Il Tribunale di Siena, con sentenza 25 giugno 2012, pone un interessante principio in materia di osservanza dell’obbligo di procedere al tentativo di mediazione nelle ipotesi di cui all’art. 5 del D.lgs n. 28/2010.
La mediazione, come è noto, persegue il precipuo scopo di contribuire alla deflazione del contenzioso mediante un procedimento stragiudiziale preventivo. L’obbligo legislativamente imposto, in determinate materie, di procedere al tentativo, non può considerarsi assolto dal mero deposito della domanda cui non faccia seguito alcun comportamento, ad opera della parte istante, che risulti effettivamente idoneo a dare seguito al procedimento dinanzi al mediatore.

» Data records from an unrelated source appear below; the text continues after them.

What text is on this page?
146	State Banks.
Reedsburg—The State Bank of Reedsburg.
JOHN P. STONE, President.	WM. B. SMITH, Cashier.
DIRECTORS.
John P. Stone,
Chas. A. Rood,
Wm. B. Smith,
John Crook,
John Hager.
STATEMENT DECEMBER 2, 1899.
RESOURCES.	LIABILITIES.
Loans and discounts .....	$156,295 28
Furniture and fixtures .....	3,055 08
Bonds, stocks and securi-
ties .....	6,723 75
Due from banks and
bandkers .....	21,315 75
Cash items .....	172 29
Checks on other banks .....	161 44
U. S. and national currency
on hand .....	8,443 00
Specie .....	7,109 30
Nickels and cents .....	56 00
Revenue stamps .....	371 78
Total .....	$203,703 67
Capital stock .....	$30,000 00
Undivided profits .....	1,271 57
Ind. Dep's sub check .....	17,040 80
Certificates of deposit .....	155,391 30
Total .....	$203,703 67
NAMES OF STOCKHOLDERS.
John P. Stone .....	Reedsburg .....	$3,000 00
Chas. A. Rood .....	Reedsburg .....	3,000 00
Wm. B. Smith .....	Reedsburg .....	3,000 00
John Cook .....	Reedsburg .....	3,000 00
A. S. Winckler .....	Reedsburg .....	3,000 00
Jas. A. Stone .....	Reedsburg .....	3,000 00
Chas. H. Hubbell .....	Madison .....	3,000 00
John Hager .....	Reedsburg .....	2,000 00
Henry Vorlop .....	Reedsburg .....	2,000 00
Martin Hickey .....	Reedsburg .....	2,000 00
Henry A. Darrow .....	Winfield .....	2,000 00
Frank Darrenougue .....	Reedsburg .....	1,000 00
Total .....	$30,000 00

Conseguentemente, ad avviso del Tribunale, il comportamento manifestamente elusivo di una norma imperativa posta a tutela del principio del giusto processo, nonché dell’interesse pubblico ad una complessiva riduzione dei carichi della giustizia civile, verrebbe ad integrare gli estremi della frode alla legge.
Come rilevato dal giudice, infatti, le S.U. della Corte di Cassazione, fin dalla sent. n. 302/1967 ribadiscono che deve essere considerato adottato in frode alla legge qualunque atto o comportamento che tenda a raggiungere fini contrari alla legge o ad ovviare a divieti tassativi di legge (si richiamano anche le S.U. Cassaz. n. 63/1973 e n. 4414/1981).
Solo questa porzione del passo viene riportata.